Wer soll Oberbürgermeister werden?

Teil 2: Patrick Burghardt oder Joachim Walczuch?

In den letzten Jahrzehnten ist Rüsselsheim immer weiter heruntergewirtschaftet worden. Immer neue Schulden wurden bei der Stadt mit ihren Eigen- und Nebenbetrieben angehäuft. Gleichzeitig wurde die Erhaltung der Infrastruktur vernachlässigt. An Schulen, Kitas, Sporthallen, Schwimmbädern, Straßen ist dadurch ein gewaltiger Investitionsstau entstanden. Am deutlichsten sichtbar ist der Tiefpunkt der Stadtentwicklung an der heruntergekommenen Innenstadt südlich des Marktplatzes. Der jahrzehntelange Niedergang mündete in eine regelrechte Depression bei Bürgern und Politikern.

Das Kunststück, diese Stimmung zu wenden, schaffte der amtierende Oberbürgermeister Patrick Burghardt. Er zeigte an einzelnen Projekten, dass eine Wende möglich ist. So gelangte die Karstadt-Ruine auf sein Betreiben in den Besitz der städtischen Gewobau. Damit kann das Areal nun nach 17 Jahren des Leerstandes endlich wieder überbaut werden.

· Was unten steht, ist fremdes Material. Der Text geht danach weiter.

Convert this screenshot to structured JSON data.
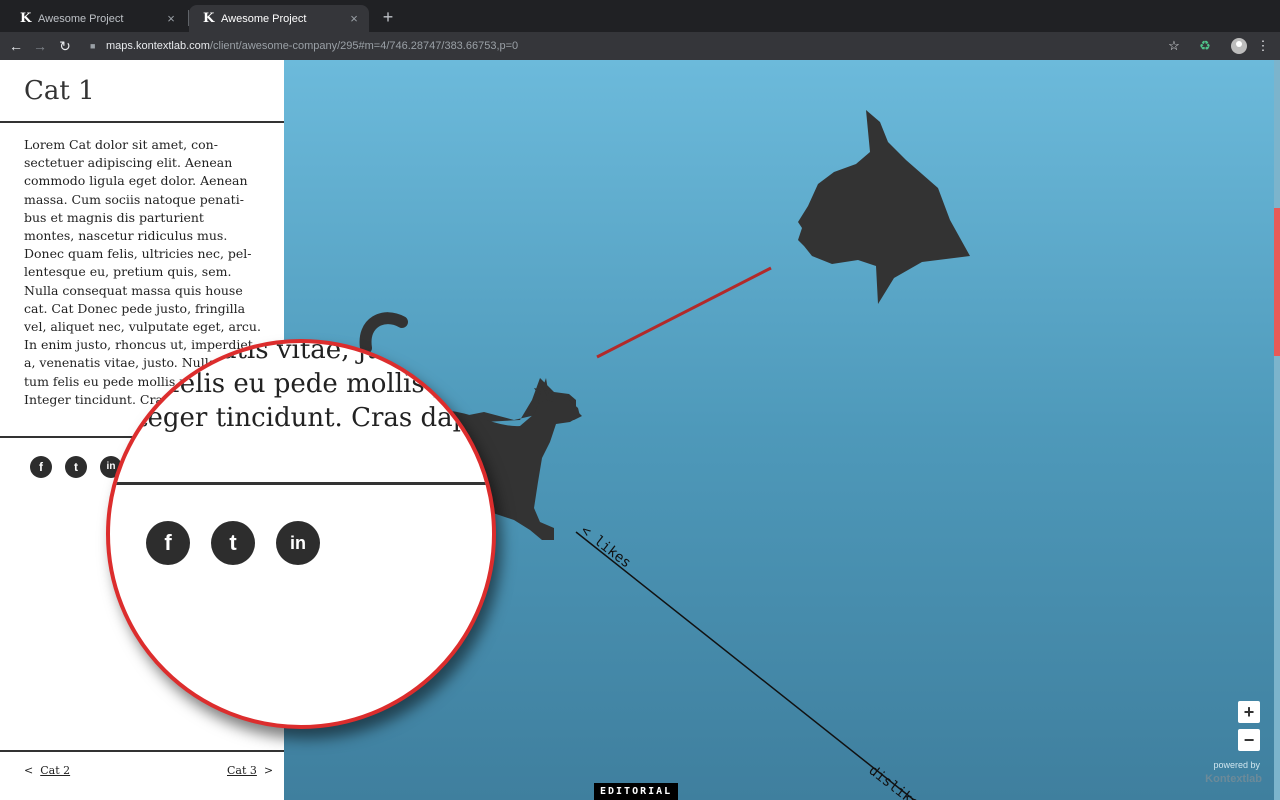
{
  "browser": {
    "tabs": [
      {
        "icon": "K",
        "title": "Awesome Project",
        "close": "×"
      },
      {
        "icon": "K",
        "title": "Awesome Project",
        "close": "×"
      }
    ],
    "new_tab": "+",
    "url_host": "maps.kontextlab.com",
    "url_path": "/client/awesome-company/295#m=4/746.28747/383.66753,p=0"
  },
  "sidebar": {
    "title": "Cat 1",
    "body": "Lorem Cat dolor sit amet, con-\nsectetuer adipiscing elit. Aenean\ncommodo ligula eget dolor. Aenean\nmassa. Cum sociis natoque penati-\nbus et magnis dis parturient\nmontes, nascetur ridiculus mus.\nDonec quam felis, ultricies nec, pel-\nlentesque eu, pretium quis, sem.\nNulla consequat massa quis house\ncat. Cat Donec pede justo, fringilla\nvel, aliquet nec, vulputate eget, arcu.\nIn enim justo, rhoncus ut, imperdiet\na, venenatis vitae, justo. Nullam dic-\ntum felis eu pede mollis pretium.\nInteger tincidunt. Cras dapibus.",
    "social": [
      "f",
      "t",
      "in"
    ],
    "prev_arrow": "<",
    "prev_label": "Cat 2",
    "next_label": "Cat 3",
    "next_arrow": ">"
  },
  "magnifier": {
    "text": "a, venenatis vitae, justo. Null\ntum felis eu pede mollis pretium\nInteger tincidunt. Cras dapibus.",
    "social": [
      "f",
      "t",
      "in"
    ]
  },
  "map": {
    "likes_label": "< likes",
    "dislikes_label": "dislikes",
    "zoom_in": "+",
    "zoom_out": "−",
    "powered_by": "powered by",
    "brand": "Kontextlab",
    "editorial": "EDITORIAL"
  },
  "colors": {
    "accent": "#dc2d2d",
    "silhouette": "#333333",
    "map_top": "#6cbadb",
    "map_bottom": "#3f7f9e"
  }
}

Auch die Brache auf dem Filetgrundstück zwischen Rathaus und Maindamm, die 70 Jahre lang bestand, beendete Burghardt. In Kürze wird dort ein Hotel mit Hausbrauerei eröffnen. Insbesondere holte Burghardt den Hessentag in die Stadt. All dies mündete in eine Aufbruchstimmung, die es jetzt geschickt zu nutzen und zu erhalten gilt.

Die Achillesferse des amtierenden OB ist jedoch die Finanzpolitik. Burghardt, der gleichzeitig Kämmerer ist, hat kein Konzept, wie Ausgaben und Einnahmen der Stadt ins Gleichgewicht gebracht werden können. Der Etat 2017 sieht zusätzlich zu allen schon vorhandenen Schulden nochmals ein Defizit von mehr als 12 Millionen vor. Unter diesen Umständen fordert die Regierungspräsidentin als Aufsichtsbehörde die Einführung einer Straßenabgabe. Diese zusätzliche steuerartige Abgabe, die einen durchschnittlichen Haushalt in Rüsselsheim mit etwa 400 Euro jährlich belasten würde, hat das Stadtparlament schon dreimal abgelehnt. Trotzdem behauptet der Oberbürgermeister immer wieder, die Abgabe sei gesetzlich erforderlich. Jetzt zwingt er das Parlament noch ein viertes Mal über die gleiche Angelegenheit abzustimmen. Er verschweigt dabei die Alternative: Ein Konsolidierungsplan des Kämmerers selbst. Dazu hätte er 9 Monate Zeit gehabt, denn die Forderung der Regierungspräsidentin stammt vom Dezember 2016. In dieser ganzen Zeit hat er keine Sparmaßnahmen entwickelt.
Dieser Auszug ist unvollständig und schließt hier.